Joint replacements can use many types of materials including silicone, metal and plastic and pyrocarbon. Silicone joint replacements have been used in the small joints of the hand since the early 1960’s. They have a long track record and have a predictable outcome and ability to exchange implants if they fail. Modern day Metal on plastic implants have evolved since 1979 and now resemble modern day “mini knee replacements”. Pyrocarbon is a newer material and has been used since 2000. It can be implanted as a total joint replacement or hemiarthroplasty (replacing only one damaged side of the joint). Most joint replacement surgeries provide good relief of pain whilst maintaining motion however it is difficult to reliably improve range of motion in very stiff fingers.
Expected outcomes and risks of common treatments for finger arthritis?
To compare the outcomes of treatment we need to have a normal reference range against which to compare.

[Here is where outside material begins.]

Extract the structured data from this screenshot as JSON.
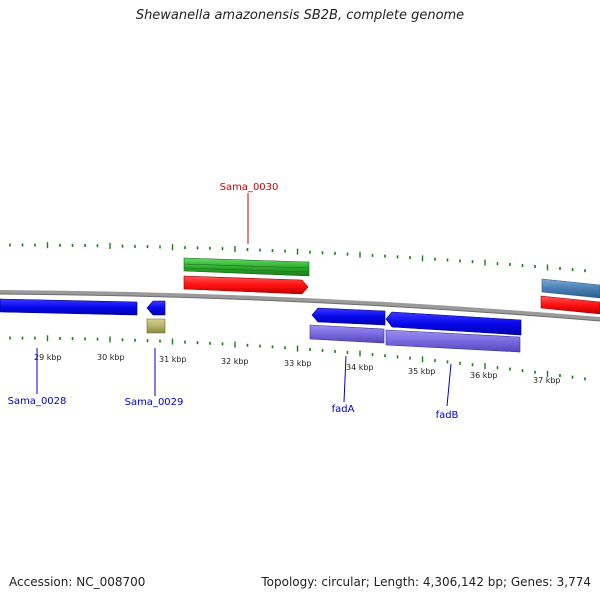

Normal motion in the PIPJ motion in older people is about 90 degrees. Normal grip strength in this age group is 22kg and pinch strength of 5kg.

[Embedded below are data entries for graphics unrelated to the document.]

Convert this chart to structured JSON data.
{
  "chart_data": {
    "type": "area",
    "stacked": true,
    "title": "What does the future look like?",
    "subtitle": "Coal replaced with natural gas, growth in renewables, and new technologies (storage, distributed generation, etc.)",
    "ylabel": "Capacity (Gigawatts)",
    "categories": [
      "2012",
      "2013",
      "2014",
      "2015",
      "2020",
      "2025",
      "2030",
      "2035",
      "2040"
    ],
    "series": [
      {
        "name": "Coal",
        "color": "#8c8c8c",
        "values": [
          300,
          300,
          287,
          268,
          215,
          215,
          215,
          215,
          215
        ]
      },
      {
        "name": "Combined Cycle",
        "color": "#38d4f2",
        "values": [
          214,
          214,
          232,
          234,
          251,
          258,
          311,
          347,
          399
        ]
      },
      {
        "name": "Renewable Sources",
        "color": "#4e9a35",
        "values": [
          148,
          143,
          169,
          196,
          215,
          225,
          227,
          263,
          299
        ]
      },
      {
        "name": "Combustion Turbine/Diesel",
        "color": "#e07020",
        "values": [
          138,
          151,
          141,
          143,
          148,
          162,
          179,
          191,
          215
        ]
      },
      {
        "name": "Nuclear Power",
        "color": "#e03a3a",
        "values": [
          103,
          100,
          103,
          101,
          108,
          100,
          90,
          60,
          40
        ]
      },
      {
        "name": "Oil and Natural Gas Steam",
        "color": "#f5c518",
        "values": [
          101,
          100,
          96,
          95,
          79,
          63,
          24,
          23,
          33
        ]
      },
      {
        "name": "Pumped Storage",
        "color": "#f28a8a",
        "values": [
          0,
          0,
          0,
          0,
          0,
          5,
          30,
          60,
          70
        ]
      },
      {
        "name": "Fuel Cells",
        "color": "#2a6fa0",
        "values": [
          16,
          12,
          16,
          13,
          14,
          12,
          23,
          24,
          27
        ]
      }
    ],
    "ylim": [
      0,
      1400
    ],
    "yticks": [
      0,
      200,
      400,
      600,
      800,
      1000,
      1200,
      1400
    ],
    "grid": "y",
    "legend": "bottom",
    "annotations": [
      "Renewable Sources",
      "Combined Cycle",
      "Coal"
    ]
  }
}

PIPJ fusion fixes the joint in a position which is most functional. This differs for each of the fingers but does not allow for any movement from this position. It is very effective in relieving pain with average pain scores after the fusion heals of 0.4 out of 10. It allows for grip strength of 14kg and pinch strength of 3.9kg. It is very durable and in 95-98% of cases will last a minimum of 10yrs.
Silicone joint replacement of the PIPJ can on average provide a 50 degree arc of movement although this often depends on the starting range of movement prior to surgery. Pain is also reliably improved to 0.4 out of 10 and grip strength of 22kg and pinch strength of 4.4kg. 90% of silicone joint replacements will last a minimum of 10yrs.

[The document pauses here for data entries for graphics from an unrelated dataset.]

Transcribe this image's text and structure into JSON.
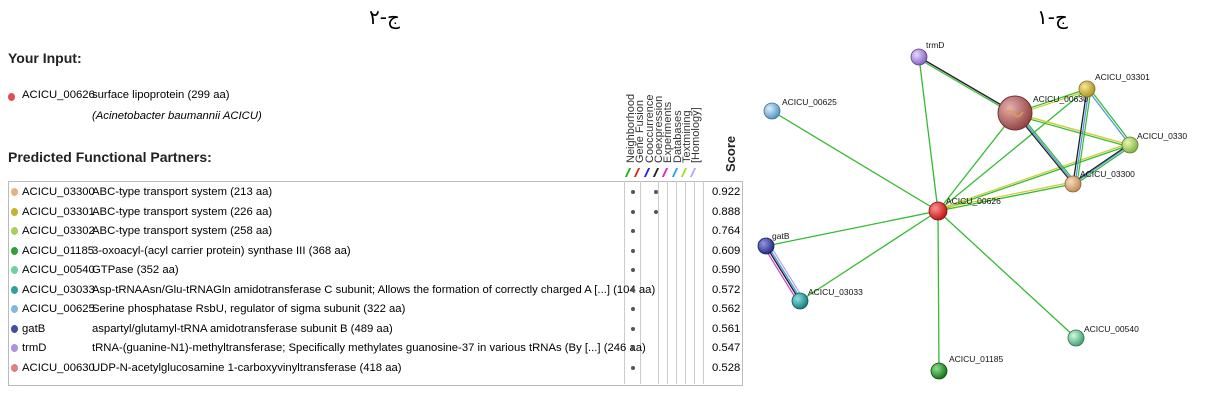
{
  "panel_left": {
    "label": "ج-۲"
  },
  "panel_right": {
    "label": "ج-۱"
  },
  "input": {
    "title": "Your Input:",
    "id": "ACICU_00626",
    "description": "surface lipoprotein (299 aa)",
    "organism": "(Acinetobacter baumannii ACICU)",
    "color": "#e05050"
  },
  "partners_title": "Predicted Functional Partners:",
  "evidence_headers": [
    {
      "label": "Neighborhood",
      "color": "#22aa22"
    },
    {
      "label": "Gene Fusion",
      "color": "#dd2222"
    },
    {
      "label": "Cooccurrence",
      "color": "#2222dd"
    },
    {
      "label": "Coexpression",
      "color": "#222222"
    },
    {
      "label": "Experiments",
      "color": "#dd22dd"
    },
    {
      "label": "Databases",
      "color": "#22aadd"
    },
    {
      "label": "Textmining",
      "color": "#aadd22"
    },
    {
      "label": "[Homology]",
      "color": "#aaaaff"
    }
  ],
  "score_header": "Score",
  "partners": [
    {
      "id": "ACICU_03300",
      "description": "ABC-type transport system (213 aa)",
      "color": "#e8b080",
      "score": "0.922",
      "evidence": [
        0,
        2
      ]
    },
    {
      "id": "ACICU_03301",
      "description": "ABC-type transport system (226 aa)",
      "color": "#c8b030",
      "score": "0.888",
      "evidence": [
        0,
        2
      ]
    },
    {
      "id": "ACICU_03302",
      "description": "ABC-type transport system (258 aa)",
      "color": "#a8d060",
      "score": "0.764",
      "evidence": [
        0
      ]
    },
    {
      "id": "ACICU_01185",
      "description": "3-oxoacyl-(acyl carrier protein) synthase III (368 aa)",
      "color": "#30a030",
      "score": "0.609",
      "evidence": [
        0
      ]
    },
    {
      "id": "ACICU_00540",
      "description": "GTPase (352 aa)",
      "color": "#70d0a0",
      "score": "0.590",
      "evidence": [
        0
      ]
    },
    {
      "id": "ACICU_03033",
      "description": "Asp-tRNAAsn/Glu-tRNAGln amidotransferase C subunit; Allows the formation of correctly charged A [...] (104 aa)",
      "color": "#30a0a0",
      "score": "0.572",
      "evidence": [
        0
      ]
    },
    {
      "id": "ACICU_00625",
      "description": "Serine phosphatase RsbU, regulator of sigma subunit (322 aa)",
      "color": "#80b8e0",
      "score": "0.562",
      "evidence": [
        0
      ]
    },
    {
      "id": "gatB",
      "description": "aspartyl/glutamyl-tRNA amidotransferase subunit B (489 aa)",
      "color": "#4050a0",
      "score": "0.561",
      "evidence": [
        0
      ]
    },
    {
      "id": "trmD",
      "description": "tRNA-(guanine-N1)-methyltransferase; Specifically methylates guanosine-37 in various tRNAs (By [...] (246 aa)",
      "color": "#b090e0",
      "score": "0.547",
      "evidence": [
        0
      ]
    },
    {
      "id": "ACICU_00630",
      "description": "UDP-N-acetylglucosamine 1-carboxyvinyltransferase (418 aa)",
      "color": "#e08080",
      "score": "0.528",
      "evidence": [
        0
      ]
    }
  ],
  "network": {
    "nodes": [
      {
        "id": "n_626",
        "label": "ACICU_00626",
        "color": "#d02020"
      },
      {
        "id": "n_630",
        "label": "ACICU_00630",
        "color": "#b06060"
      },
      {
        "id": "n_3301",
        "label": "ACICU_03301",
        "color": "#c8b030"
      },
      {
        "id": "n_3302",
        "label": "ACICU_0330",
        "color": "#a8d060"
      },
      {
        "id": "n_3300",
        "label": "ACICU_03300",
        "color": "#e0a870"
      },
      {
        "id": "n_trmD",
        "label": "trmD",
        "color": "#a080d8"
      },
      {
        "id": "n_625",
        "label": "ACICU_00625",
        "color": "#80b8e0"
      },
      {
        "id": "n_gatB",
        "label": "gatB",
        "color": "#3040a0"
      },
      {
        "id": "n_3033",
        "label": "ACICU_03033",
        "color": "#30a0a0"
      },
      {
        "id": "n_540",
        "label": "ACICU_00540",
        "color": "#70d0a0"
      },
      {
        "id": "n_1185",
        "label": "ACICU_01185",
        "color": "#30a030"
      }
    ]
  }
}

Normal thumb movements are measured by a Kapandji score where normal movement is 10/10. Grip strength in average women of this age group is 22kg and in men 40kg and pinch strength in women 5kg and 8kg in men.
Thumb trapeziectomy restores thumb movement to 9.9/10 and relieves pain to 0.6/10. Grip strength on average is 25.7kg and pinch strength 3.6kg. It provides a durable solution with 97% of cases not requiring any further surgery after 10yrs.
Specific risks of trapeziectomy include thumb metacarpal migration causing weakness in grip strength and pain.
Thumb CMC fusion limits thumb movement to 5/10 on average. It is effective at relieving pain to 0.4/10 and maintaining grip strength to 23kg and pinch strength of 5.9kg. In 88% of patients who have had a CMC fusion, no further basal thumb surgery is required within 10 years.
Specific risks of CMC fusion include irritation or prominence of the metalware used to fix the joint or non-union at the surgery site.
Pyrocarbon joint replacement can maintain thumb range of movement to 10/10. It is an effective treatment option in relieving pain to an average of 0.6/10 and maintaining grip strength of 23kg and pinch strength of 6.4kg. Early results show that in 96.8% of cases, no further surgery is required within 5 years.
Specific risks of pyrocarbon joint replacement include ongoing pain and implant dislocation.